Pump memory serves as a useful tool in assessing and negotiating the safe development of autonomy in adolescence. Although adolescents (and parents) often forget to record blood glucose readings, the pump provides data independent of the adolescent’s willingness to record or the accuracy of his or her recall. In addition, these data are not subject to the possible falsification of numbers, which may complicate the assessment of adherence in MDI therapy. By carefully training parents in how to navigate the pump’s history or delivery summary features, providers can help families to identify methods of pump review that fit their lifestyle.
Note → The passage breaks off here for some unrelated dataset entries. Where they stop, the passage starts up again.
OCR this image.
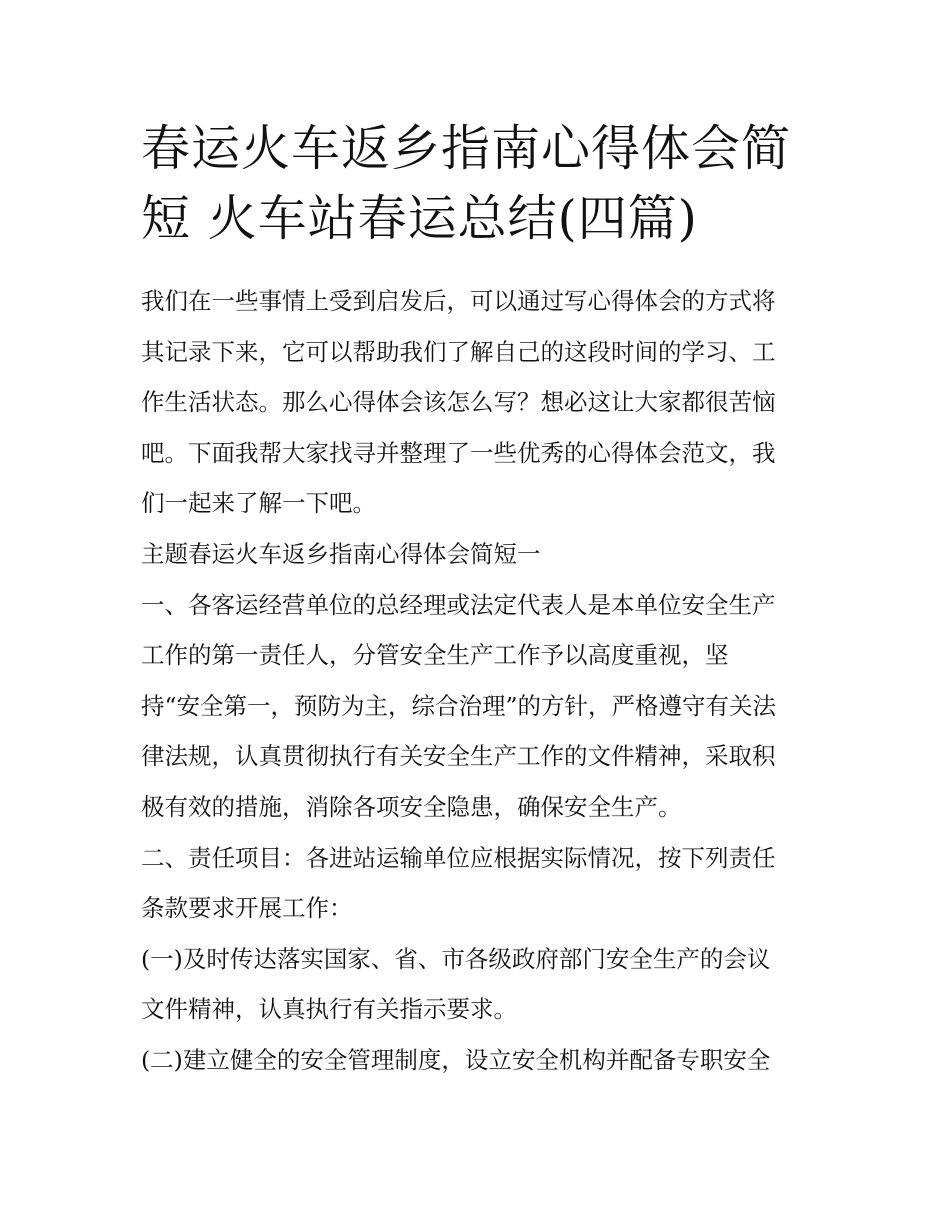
春运火车返乡指南心得体会简
短 火车站春运总结(四篇)
我们在一些事情上受到启发后，可以通过写心得体会的方式将
其记录下来，它可以帮助我们了解自己的这段时间的学习、工
作生活状态。那么心得体会该怎么写？想必这让大家都很苦恼
吧。下面我帮大家找寻并整理了一些优秀的心得体会范文，我
们一起来了解一下吧。
主题春运火车返乡指南心得体会简短一
一、各客运经营单位的总经理或法定代表人是本单位安全生产
工作的第一责任人，分管安全生产工作予以高度重视，坚
持“安全第一，预防为主，综合治理”的方针，严格遵守有关法
律法规，认真贯彻执行有关安全生产工作的文件精神，采取积
极有效的措施，消除各项安全隐患，确保安全生产。
二、责任项目：各进站运输单位应根据实际情况，按下列责任
条款要求开展工作：
(一)及时传达落实国家、省、市各级政府部门安全生产的会议
文件精神，认真执行有关指示要求。
(二)建立健全的安全管理制度，设立安全机构并配备专职安全
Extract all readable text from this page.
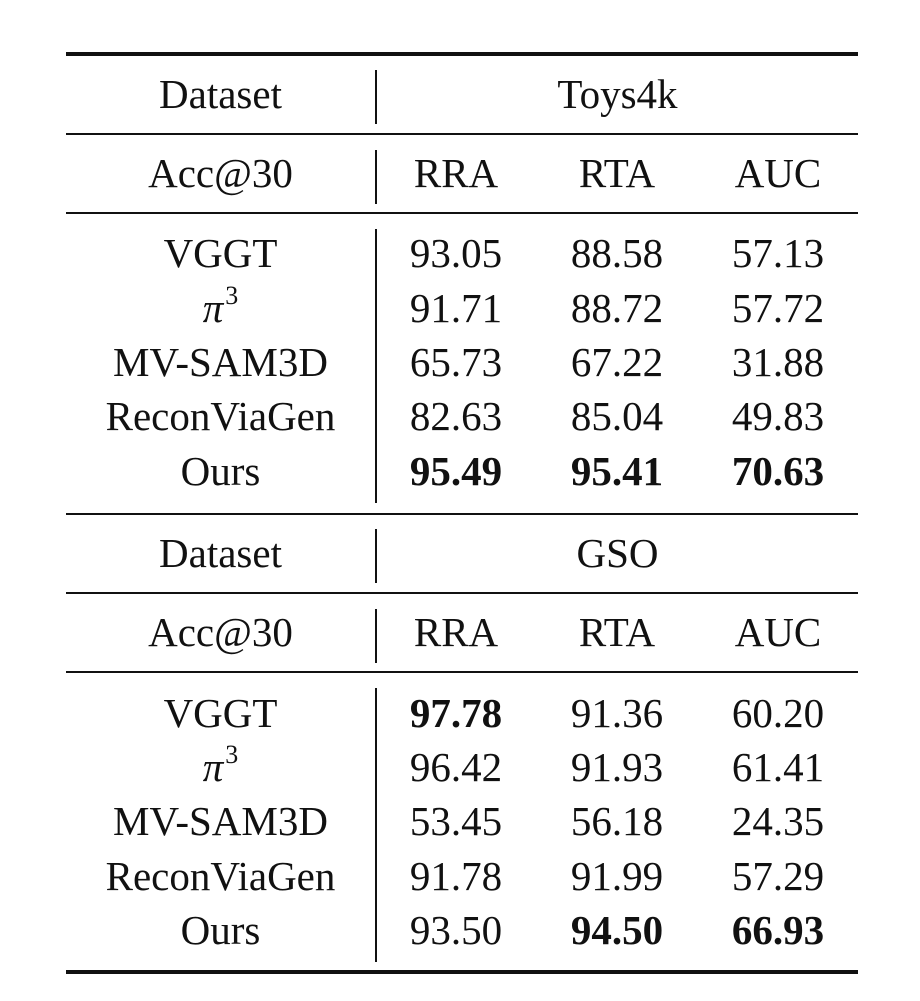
Dataset	Toys4k
Acc@30	RRA	RTA	AUC
VGGT	93.05	88.58	57.13
$\pi^3$	91.71	88.72	57.72
MV-SAM3D	65.73	67.22	31.88
ReconViaGen	82.63	85.04	49.83
Ours	95.49	95.41	70.63
Dataset	GSO
Acc@30	RRA	RTA	AUC
VGGT	97.78	91.36	60.20
$\pi^3$	96.42	91.93	61.41
MV-SAM3D	53.45	56.18	24.35
ReconViaGen	91.78	91.99	57.29
Ours	93.50	94.50	66.93
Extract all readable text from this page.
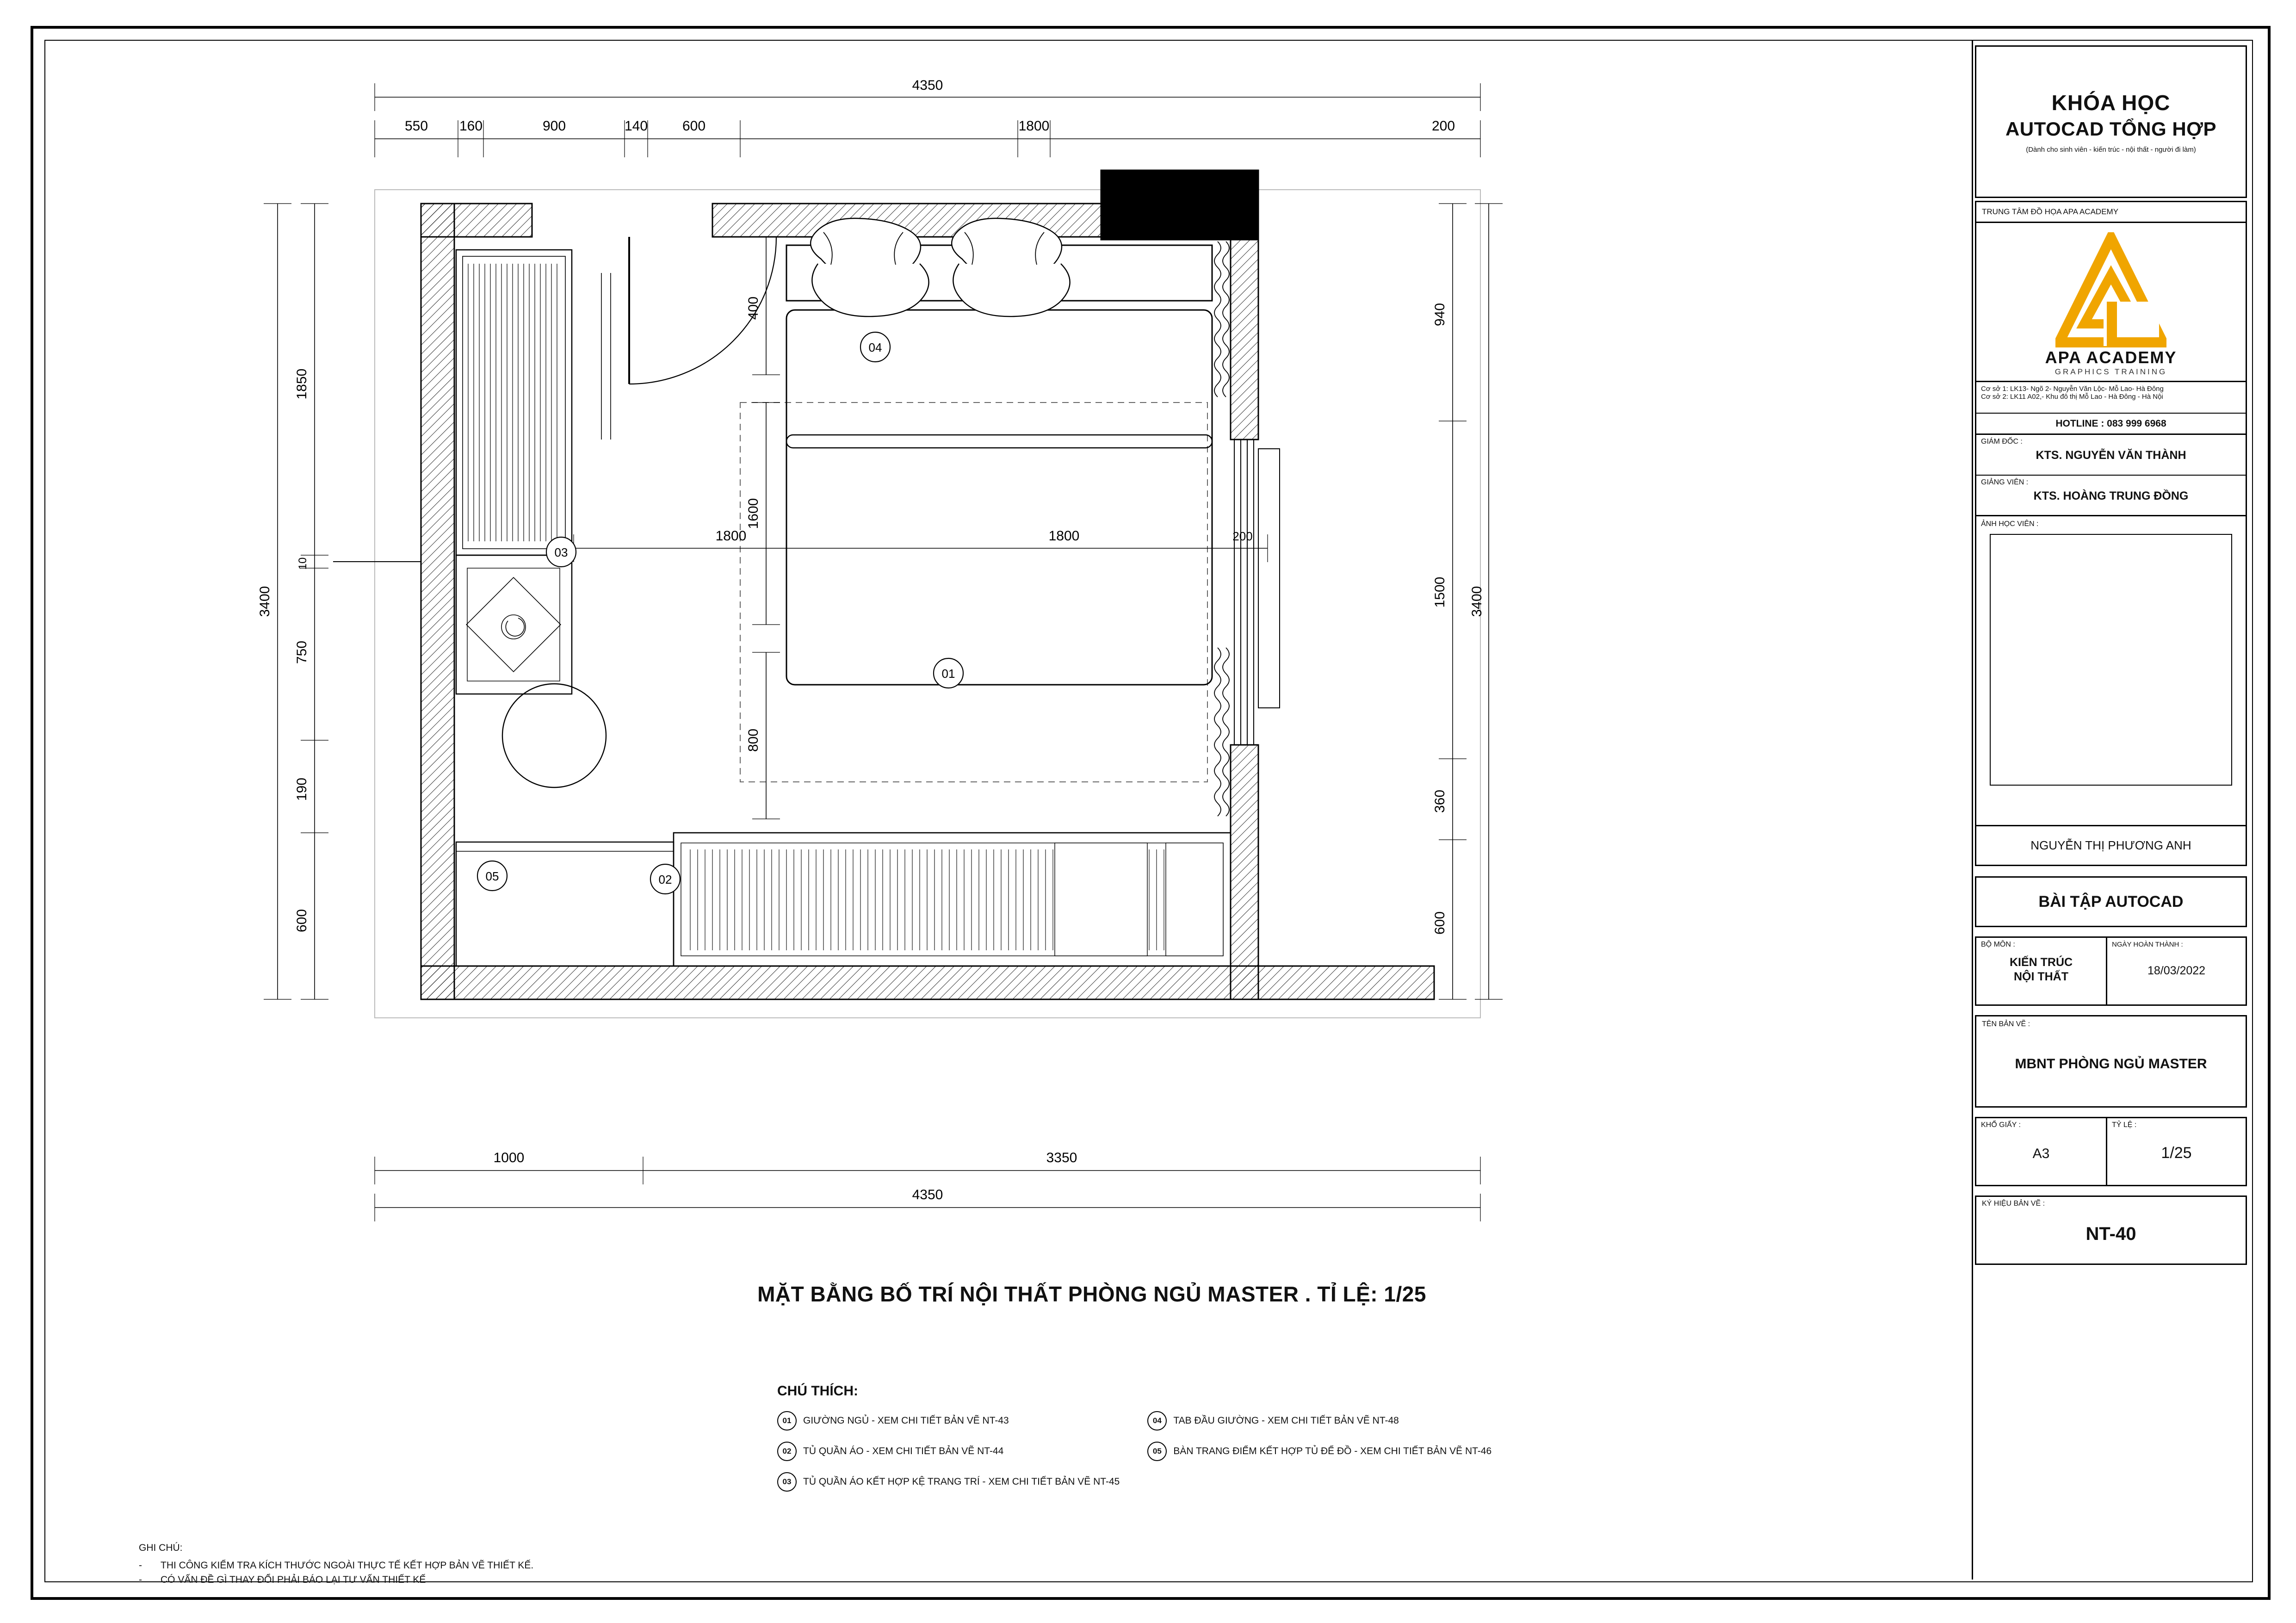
4350
550 160	900	140 600	1800	200
1000	3350
4350
1850
10
750
190
600
3400
940
1500
360
600
3400
400
1600
800
1800	1800	200
01
02
03
04
05
MẶT BẰNG BỐ TRÍ NỘI THẤT PHÒNG NGỦ MASTER . TỈ LỆ: 1/25
CHÚ THÍCH:
01	GIƯỜNG NGỦ - XEM CHI TIẾT BẢN VẼ NT-43
02	TỦ QUẦN ÁO - XEM CHI TIẾT BẢN VẼ NT-44
03	TỦ QUẦN ÁO KẾT HỢP KỆ TRANG TRÍ - XEM CHI TIẾT BẢN VẼ NT-45
04	TAB ĐẦU GIƯỜNG - XEM CHI TIẾT BẢN VẼ NT-48
05	BÀN TRANG ĐIỂM KẾT HỢP TỦ ĐỂ ĐỒ - XEM CHI TIẾT BẢN VẼ NT-46
GHI CHÚ:
- THI CÔNG KIỂM TRA KÍCH THƯỚC NGOÀI THỰC TẾ KẾT HỢP BẢN VẼ THIẾT KẾ.
- CÓ VẤN ĐỀ GÌ THAY ĐỔI PHẢI BÁO LẠI TƯ VẤN THIẾT KẾ
KHÓA HỌC
AUTOCAD TỔNG HỢP
(Dành cho sinh viên - kiến trúc - nội thất - người đi làm)
TRUNG TÂM ĐỒ HỌA APA ACADEMY
APA ACADEMY
GRAPHICS TRAINING
Cơ sở 1: LK13- Ngõ 2- Nguyễn Văn Lộc- Mỗ Lao- Hà Đông
Cơ sở 2: LK11 A02,- Khu đô thị Mỗ Lao - Hà Đông - Hà Nội
HOTLINE : 083 999 6968
GIÁM ĐỐC :
KTS. NGUYỄN VĂN THÀNH
GIẢNG VIÊN :
KTS. HOÀNG TRUNG ĐỒNG
ẢNH HỌC VIÊN :
NGUYỄN THỊ PHƯƠNG ANH
BÀI TẬP AUTOCAD
BỘ MÔN :
KIẾN TRÚC
NỘI THẤT
NGÀY HOÀN THÀNH :
18/03/2022
TÊN BẢN VẼ :
MBNT PHÒNG NGỦ MASTER
KHỔ GIẤY :
A3
TỶ LỆ :
1/25
KÝ HIỆU BẢN VẼ :
NT-40
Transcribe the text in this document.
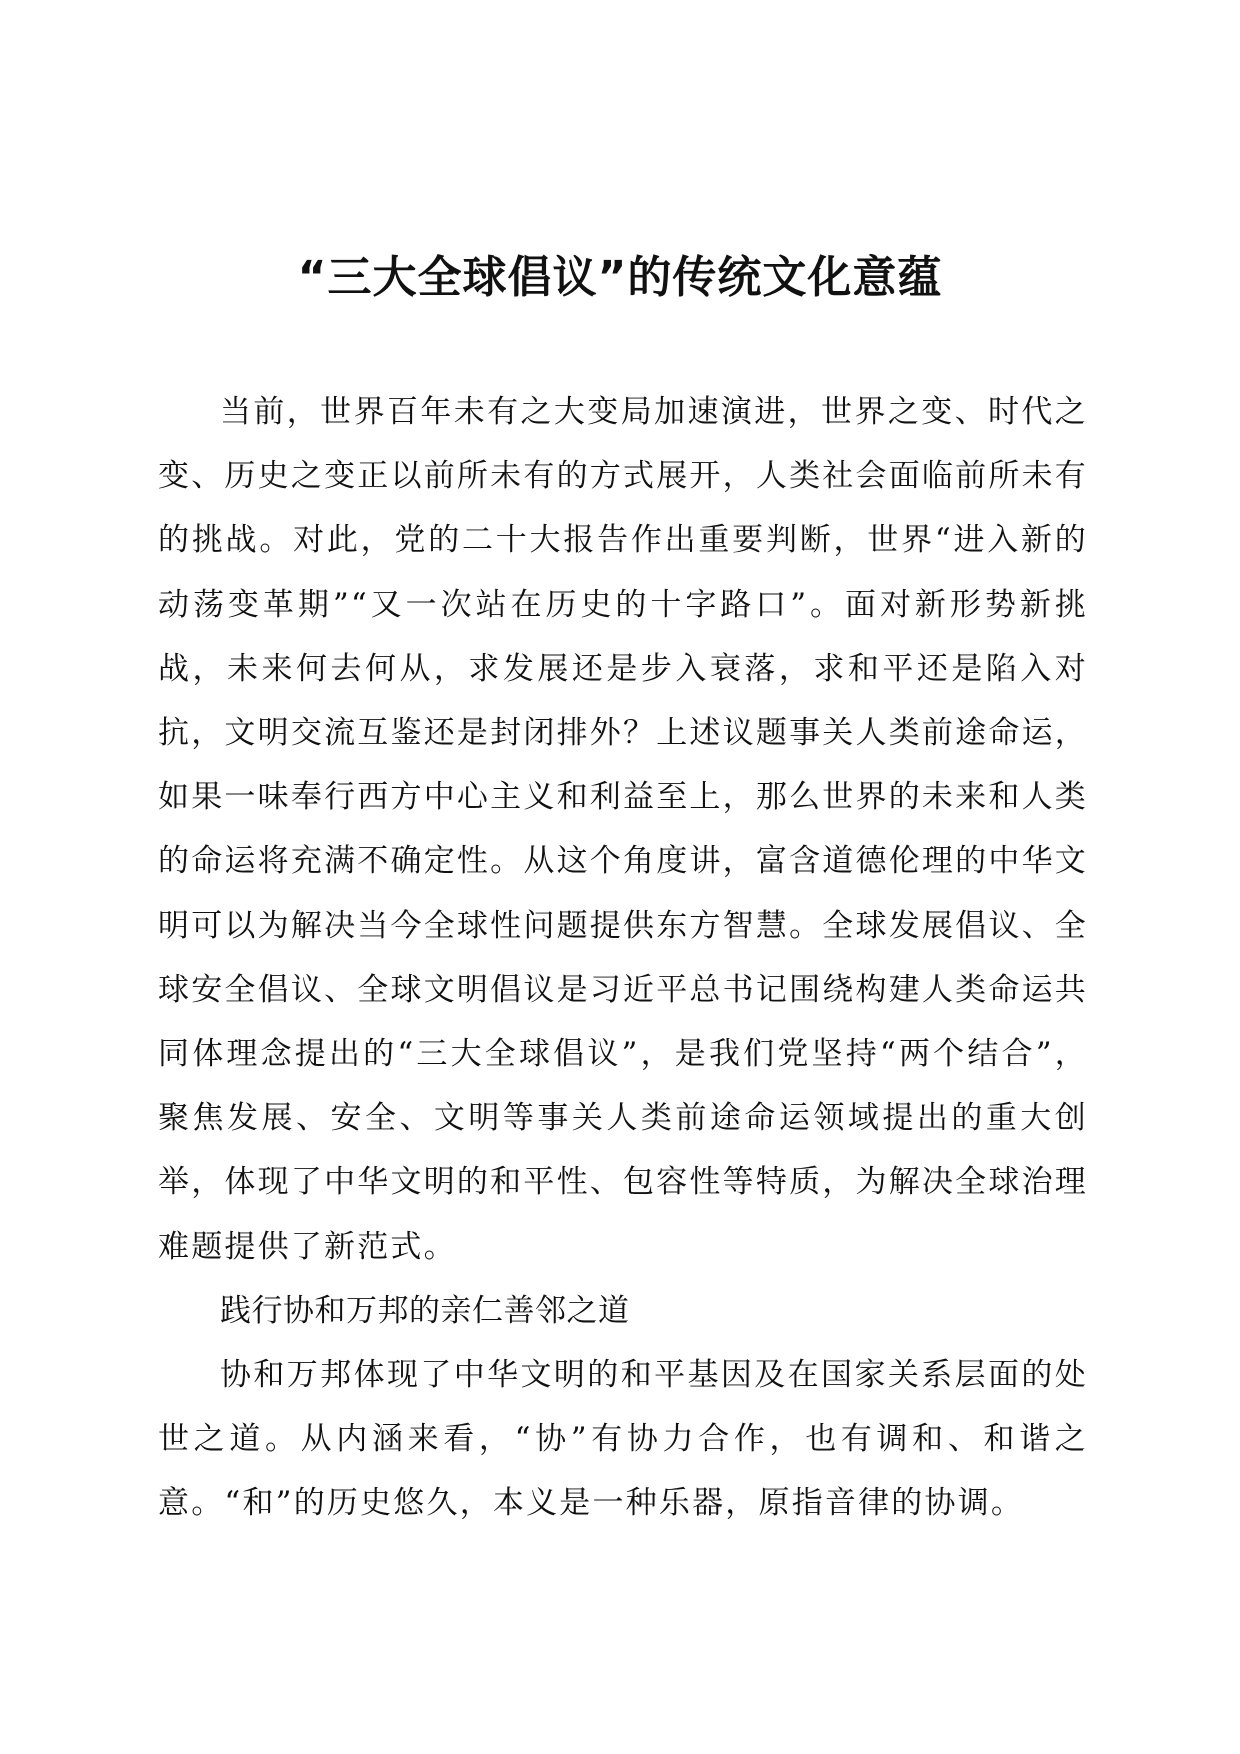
“三大全球倡议”的传统文化意蕴

当前，世界百年未有之大变局加速演进，世界之变、时代之变、历史之变正以前所未有的方式展开，人类社会面临前所未有的挑战。对此，党的二十大报告作出重要判断，世界“进入新的动荡变革期”“又一次站在历史的十字路口”。面对新形势新挑战，未来何去何从，求发展还是步入衰落，求和平还是陷入对抗，文明交流互鉴还是封闭排外？上述议题事关人类前途命运，如果一味奉行西方中心主义和利益至上，那么世界的未来和人类的命运将充满不确定性。从这个角度讲，富含道德伦理的中华文明可以为解决当今全球性问题提供东方智慧。全球发展倡议、全球安全倡议、全球文明倡议是习近平总书记围绕构建人类命运共同体理念提出的“三大全球倡议”，是我们党坚持“两个结合”，聚焦发展、安全、文明等事关人类前途命运领域提出的重大创举，体现了中华文明的和平性、包容性等特质，为解决全球治理难题提供了新范式。

践行协和万邦的亲仁善邻之道

协和万邦体现了中华文明的和平基因及在国家关系层面的处世之道。从内涵来看，“协”有协力合作，也有调和、和谐之意。“和”的历史悠久，本义是一种乐器，原指音律的协调。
For example, the dyad might sit down and scroll through the pump history together, a parent could ‘borrow’ the adolescent’s pump for review during a time when the pump is removed (e.g., shower), or a computer printout of delivery summaries could be reviewed by parents. Of course, some adolescents might consider such monitoring an infringement upon their independence or an indication of a lack of parental trust. By presenting pump review as a routine part of pump therapy, providers may help to avoid parent–child conflicts over this topic. For adolescents transitioning to the pump, providers can explain that, in exchange for greater flexibility and increased responsibility for insulin administration, they must demonstrate their capability of consistent pump management skills before parental supervision can be responsibly tapered. Pump review by a parent or caregiver might occur prior to each bolus but then be slowly tapered to every second or third day, as patients begin to take on responsibility for treatment management (45). Of course, the memory’s utility is dependent on the motivation of the parent to review it, the willingness of the adolescent to have it reviewed, and the careful advice of the provider that encourages its practice. Pump memory facilitates the sharing of reliable and unbiased information between adolescent, parent, and provider at clinic visits and optimizes dose adjustment and other interventions.

Conclusion

Adolescent development is important to consider when making decisions about treatment type, but it has received little attention in the literature. Moreover, the ADA’s recommendation for a gradual transition of responsibility from parent to child is of extreme clinical relevance but is sometimes trumped by a focus on metabolic control and treatment modality comparisons. As previously discussed, studies that have revealed small and inconsistent differences in metabolic outcomes of different intensive insulin treatment modalities are far less striking than those that have illuminated the significant negative metabolic impact of increasing adolescent autonomy and/or suboptimal self-management behaviors (e.g., missed boluses). Thus, perhaps the battle for metabolic control in adolescence is best fought by heightening our focus on adolescent diabetes self-management and improving the ways in which families transfer diabetes management responsibilities from parent to child. Health-care providers can use the recommendations outlined in this article to help facilitate safe autonomy development in adolescent diabetes management. More studies are needed to understand the effects of treatment modality on adolescent responsibility for diabetes management and to explore the efficacy of interventions encouraging parental supervision and shared diabetes responsibilities in families of adolescents using both MDI and CSII.